Handling Progress Notifications

Daedalus receives notifications/progress messages on the SSE stream during the tool call. Each notification contains:

Field Type Description
progressToken string/int Matches the token sent in the request
progress float Monotonically increasing step counter
total float | null null = indeterminate (loop in progress), 1.0 = task finished
message string | null Human-readable status text

Message Format

Progress messages follow predictable patterns:

Pattern Meaning Example
{server}/{tool}: started Tool invocation began research/research__research: started
{server}/{tool}: completed Tool invocation finished tech_research/tech_research__tech_research: completed
{server}/{tool}: failed Tool invocation failed argos/search_web: failed
{agent} step N (llm) Agent loop: LLM turn harper step 2 (llm)
{agent} step N (tool) Agent loop: tool execution harper step 3 (tool)

Rendering Guidance

  • Display the message as a status line beneath the "thinking" indicator
  • Replace the previous status on each new notification (not appended)
  • When total is null, show an indeterminate progress indicator (spinner)
  • When total equals progress (typically 1.0/1.0), the specific tool/sub-task has completed — but the overall tool call may still be in progress
  • Clear the progress indicator when the final tools/call result arrives

Pallas Guarantees

  • Progress notifications are emitted automatically by FastAgent's MCPToolProgressManager — no additional server-side configuration is needed
  • Notifications are only sent when the client provides a progressToken
  • At minimum, on_tool_start (progress 0) and on_tool_complete (progress 1/1) are emitted for every downstream tool invocation
  • Loop step notifications are emitted when emit_loop_progress=True (the default for all Pallas agents)
  • Progress notifications are best-effort — if one fails to send, the agent loop continues unaffected

Limitations

  • LLM intermediate text is not streamed as progress.
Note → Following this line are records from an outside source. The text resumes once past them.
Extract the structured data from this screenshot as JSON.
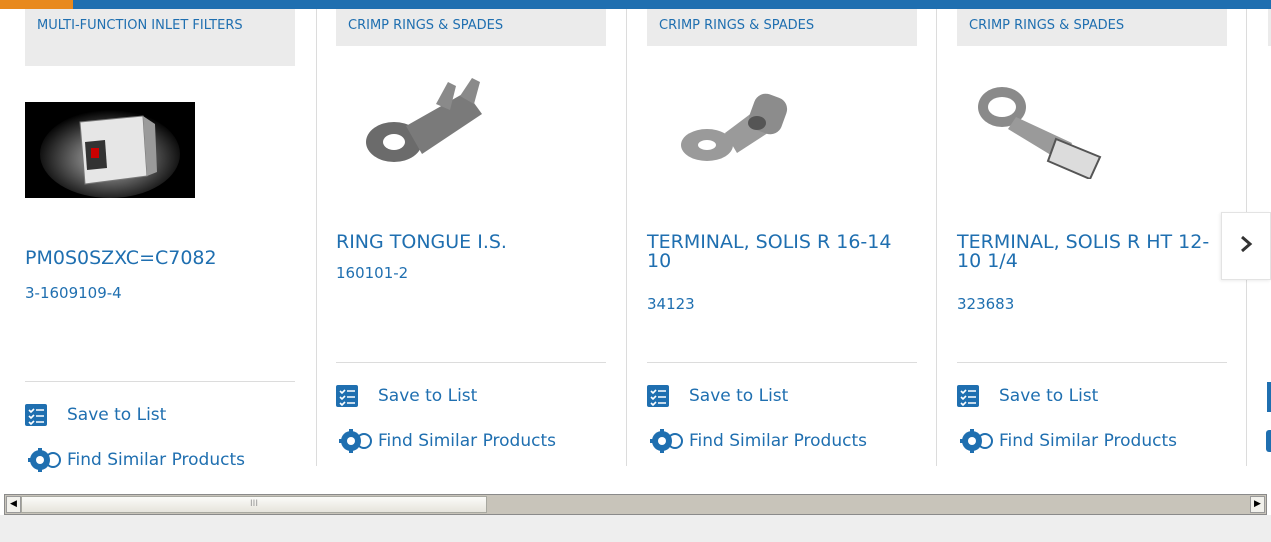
{
  "carousel": {
    "items": [
      {
        "category": "MULTI-FUNCTION INLET FILTERS",
        "title": "PM0S0SZXC=C7082",
        "part_number": "3-1609109-4",
        "image": "inlet-filter-photo"
      },
      {
        "category": "CRIMP RINGS & SPADES",
        "title": "RING TONGUE I.S.",
        "part_number": "160101-2",
        "image": "ring-tongue-photo"
      },
      {
        "category": "CRIMP RINGS & SPADES",
        "title": "TERMINAL, SOLIS R 16-14 10",
        "part_number": "34123",
        "image": "ring-terminal-photo"
      },
      {
        "category": "CRIMP RINGS & SPADES",
        "title": "TERMINAL, SOLIS R HT 12-10 1/4",
        "part_number": "323683",
        "image": "ring-terminal-ht-photo"
      }
    ],
    "save_label": "Save to List",
    "find_similar_label": "Find Similar Products",
    "next_icon": "chevron-right-icon"
  },
  "scrollbar": {
    "left_arrow": "◀",
    "right_arrow": "▶",
    "grip": "III"
  },
  "colors": {
    "brand_blue": "#1f6fb0",
    "accent_orange": "#e8891d"
  }
}
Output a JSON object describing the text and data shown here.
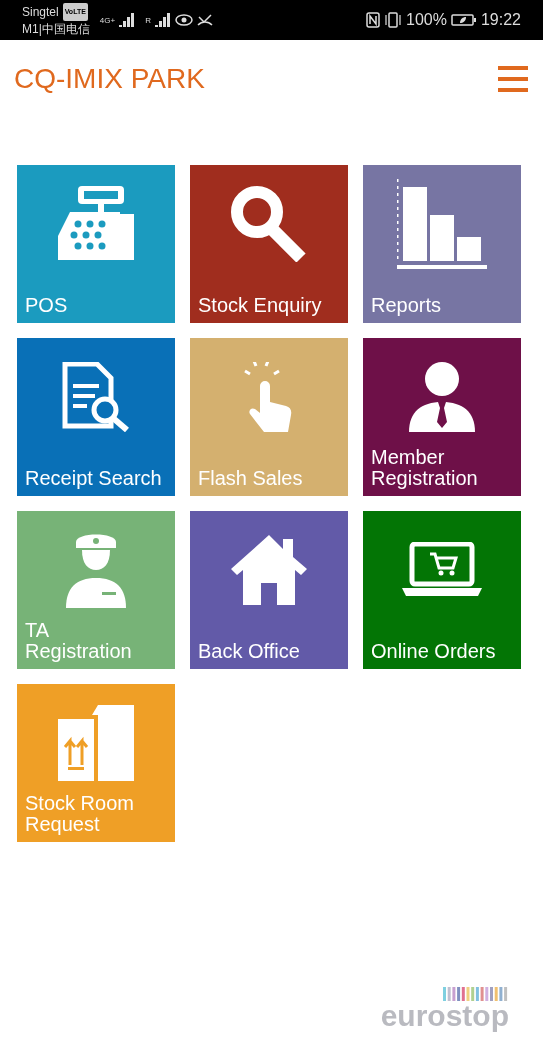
{
  "status_bar": {
    "carrier_1": "Singtel",
    "volte": "VoLTE",
    "network": "4G+",
    "carrier_2": "M1|中国电信",
    "roaming": "R",
    "battery": "100%",
    "time": "19:22"
  },
  "header": {
    "title": "CQ-IMIX PARK"
  },
  "tiles": [
    {
      "label": "POS",
      "color": "#1b9bbf"
    },
    {
      "label": "Stock Enquiry",
      "color": "#a02d1e"
    },
    {
      "label": "Reports",
      "color": "#7775a3"
    },
    {
      "label": "Receipt Search",
      "color": "#0970b7"
    },
    {
      "label": "Flash Sales",
      "color": "#d4b06f"
    },
    {
      "label": "Member\nRegistration",
      "color": "#6e1048"
    },
    {
      "label": "TA\nRegistration",
      "color": "#77b377"
    },
    {
      "label": "Back Office",
      "color": "#625aa8"
    },
    {
      "label": "Online Orders",
      "color": "#037505"
    },
    {
      "label": "Stock Room\nRequest",
      "color": "#ef9f26"
    }
  ],
  "footer": {
    "logo": "eurostop"
  }
}
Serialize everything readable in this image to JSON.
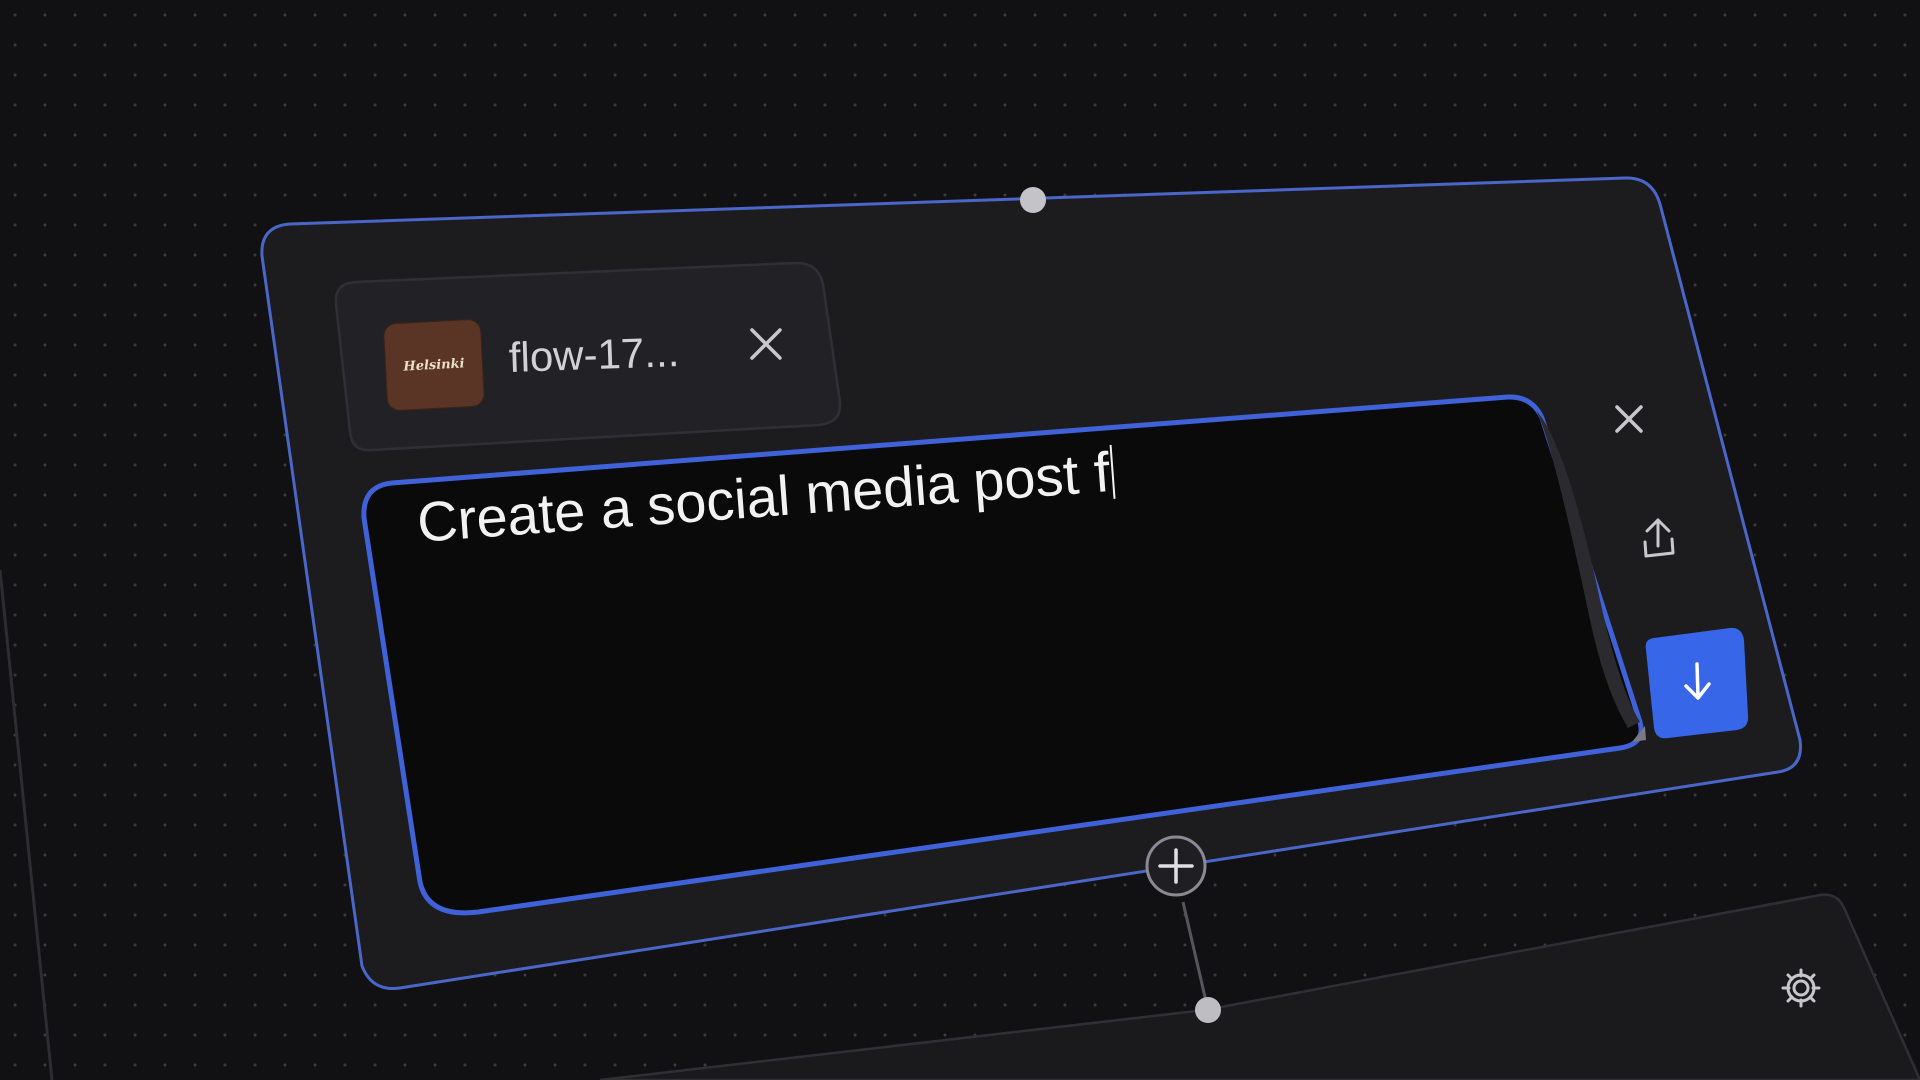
{
  "attachment": {
    "file_name": "flow-17...",
    "thumbnail_text": "Helsinki"
  },
  "prompt": {
    "value": "Create a social media post f"
  },
  "icons": {
    "remove_attachment": "close-icon",
    "close_node": "close-icon",
    "upload": "upload-icon",
    "submit": "arrow-down-icon",
    "add_node": "plus-icon",
    "settings": "gear-icon"
  },
  "colors": {
    "accent": "#3766e8",
    "node_border": "#4a66c8",
    "node_fill": "#1c1c1f",
    "input_fill": "#0a0a0b"
  }
}
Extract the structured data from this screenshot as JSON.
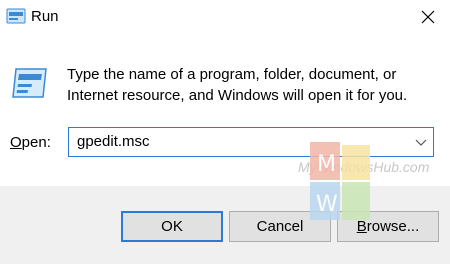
{
  "window": {
    "title": "Run",
    "close_icon": "close-icon"
  },
  "description": "Type the name of a program, folder, document, or Internet resource, and Windows will open it for you.",
  "open_field": {
    "label_prefix": "O",
    "label_rest": "pen:",
    "value": "gpedit.msc"
  },
  "buttons": {
    "ok": "OK",
    "cancel": "Cancel",
    "browse_prefix": "B",
    "browse_rest": "rowse..."
  },
  "watermark": {
    "text": "MyWindowsHub.com",
    "logo_letters": [
      "M",
      "W"
    ]
  },
  "colors": {
    "accent": "#2b7bd6",
    "footer_bg": "#f0f0f0"
  }
}
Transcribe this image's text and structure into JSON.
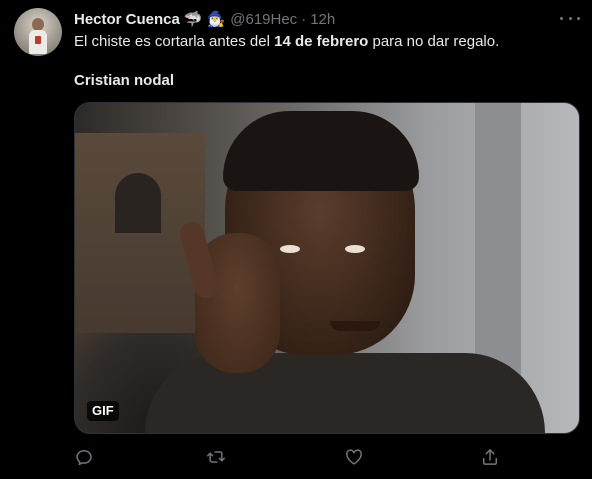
{
  "author": {
    "name": "Hector Cuenca",
    "emojis": [
      "🦈",
      "🧙‍♂️"
    ],
    "handle": "@619Hec",
    "separator": "·",
    "time": "12h"
  },
  "tweet": {
    "text_before": "El chiste es cortarla antes del ",
    "text_bold": "14 de febrero",
    "text_after": " para no dar regalo.",
    "line2": "Cristian nodal"
  },
  "media": {
    "badge": "GIF"
  },
  "actions": [
    {
      "icon": "reply-icon"
    },
    {
      "icon": "retweet-icon"
    },
    {
      "icon": "like-icon"
    },
    {
      "icon": "share-icon"
    }
  ],
  "colors": {
    "background": "#000000",
    "text": "#e7e9ea",
    "muted": "#71767b",
    "border": "#2f3336"
  }
}
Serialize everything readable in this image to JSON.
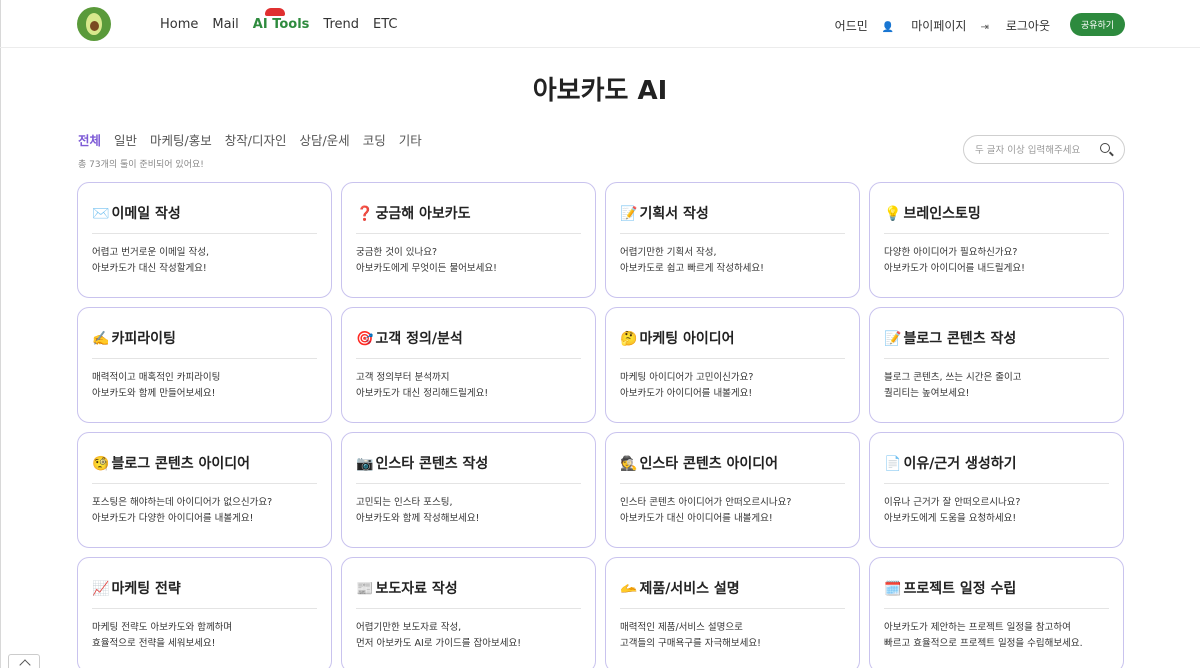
{
  "header": {
    "nav": [
      {
        "label": "Home"
      },
      {
        "label": "Mail"
      },
      {
        "label": "AI Tools"
      },
      {
        "label": "Trend"
      },
      {
        "label": "ETC"
      }
    ],
    "util": {
      "admin": "어드민",
      "mypage": "마이페이지",
      "logout": "로그아웃"
    },
    "share_label": "공유하기"
  },
  "page_title": "아보카도 AI",
  "filters": [
    "전체",
    "일반",
    "마케팅/홍보",
    "창작/디자인",
    "상담/운세",
    "코딩",
    "기타"
  ],
  "count_note": "총 73개의 툴이 준비되어 있어요!",
  "search": {
    "placeholder": "두 글자 이상 입력해주세요",
    "value": ""
  },
  "colors": {
    "accent_purple": "#7d5ad6",
    "brand_green": "#2d8a3e",
    "card_border": "#c9c3ee"
  },
  "cards": [
    {
      "emoji": "✉️",
      "title": "이메일 작성",
      "line1": "어렵고 번거로운 이메일 작성,",
      "line2": "아보카도가 대신 작성할게요!"
    },
    {
      "emoji": "❓",
      "title": "궁금해 아보카도",
      "line1": "궁금한 것이 있나요?",
      "line2": "아보카도에게 무엇이든 물어보세요!"
    },
    {
      "emoji": "📝",
      "title": "기획서 작성",
      "line1": "어렵기만한 기획서 작성,",
      "line2": "아보카도로 쉽고 빠르게 작성하세요!"
    },
    {
      "emoji": "💡",
      "title": "브레인스토밍",
      "line1": "다양한 아이디어가 필요하신가요?",
      "line2": "아보카도가 아이디어를 내드릴게요!"
    },
    {
      "emoji": "✍️",
      "title": "카피라이팅",
      "line1": "매력적이고 매혹적인 카피라이팅",
      "line2": "아보카도와 함께 만들어보세요!"
    },
    {
      "emoji": "🎯",
      "title": "고객 정의/분석",
      "line1": "고객 정의부터 분석까지",
      "line2": "아보카도가 대신 정리해드릴게요!"
    },
    {
      "emoji": "🤔",
      "title": "마케팅 아이디어",
      "line1": "마케팅 아이디어가 고민이신가요?",
      "line2": "아보카도가 아이디어를 내볼게요!"
    },
    {
      "emoji": "📝",
      "title": "블로그 콘텐츠 작성",
      "line1": "블로그 콘텐츠, 쓰는 시간은 줄이고",
      "line2": "퀄리티는 높여보세요!"
    },
    {
      "emoji": "🧐",
      "title": "블로그 콘텐츠 아이디어",
      "line1": "포스팅은 해야하는데 아이디어가 없으신가요?",
      "line2": "아보카도가 다양한 아이디어를 내볼게요!"
    },
    {
      "emoji": "📷",
      "title": "인스타 콘텐츠 작성",
      "line1": "고민되는 인스타 포스팅,",
      "line2": "아보카도와 함께 작성해보세요!"
    },
    {
      "emoji": "🕵️",
      "title": "인스타 콘텐츠 아이디어",
      "line1": "인스타 콘텐츠 아이디어가 안떠오르시나요?",
      "line2": "아보카도가 대신 아이디어를 내볼게요!"
    },
    {
      "emoji": "📄",
      "title": "이유/근거 생성하기",
      "line1": "이유나 근거가 잘 안떠오르시나요?",
      "line2": "아보카도에게 도움을 요청하세요!"
    },
    {
      "emoji": "📈",
      "title": "마케팅 전략",
      "line1": "마케팅 전략도 아보카도와 함께하며",
      "line2": "효율적으로 전략을 세워보세요!"
    },
    {
      "emoji": "📰",
      "title": "보도자료 작성",
      "line1": "어렵기만한 보도자료 작성,",
      "line2": "먼저 아보카도 AI로 가이드를 잡아보세요!"
    },
    {
      "emoji": "🫴",
      "title": "제품/서비스 설명",
      "line1": "매력적인 제품/서비스 설명으로",
      "line2": "고객들의 구매욕구를 자극해보세요!"
    },
    {
      "emoji": "🗓️",
      "title": "프로젝트 일정 수립",
      "line1": "아보카도가 제안하는 프로젝트 일정을 참고하여",
      "line2": "빠르고 효율적으로 프로젝트 일정을 수립해보세요."
    }
  ]
}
When the agent says "Let me look into that..." before calling tools, this text is generated server-side during the LLM streaming step but is not forwarded as a progress notification. The text is included in the final tool result. A future enhancement may stream LLM text deltas as progress messages with a distinguishable prefix.
  • Parallel tool calls emit interleaved progress messages. Each message includes a tool-specific prefix ({server}/{tool}), so Daedalus can track them independently if desired, or simply display the most recent message.

5. Why MCP (Not REST)

Pallas wraps each FastAgent instance in a MultimodalAgentMCPServer and serves it over StreamableHTTP. The MCP transport gives Daedalus:

  • Tool discoverysession.list_tools() returns the full capability manifest
  • Streaming — MCP Streamable HTTP handles streaming natively
  • Health checksget_health is just another tool call, no separate API surface
  • Protocol alignment — MCP is the abstraction boundary both above and below Pallas. No MCP→REST→MCP translation layer.

The alternative (REST between Daedalus and Pallas) would require building a custom API layer in Pallas that reimplements what the MCP server already provides, with no simplification on the Daedalus side.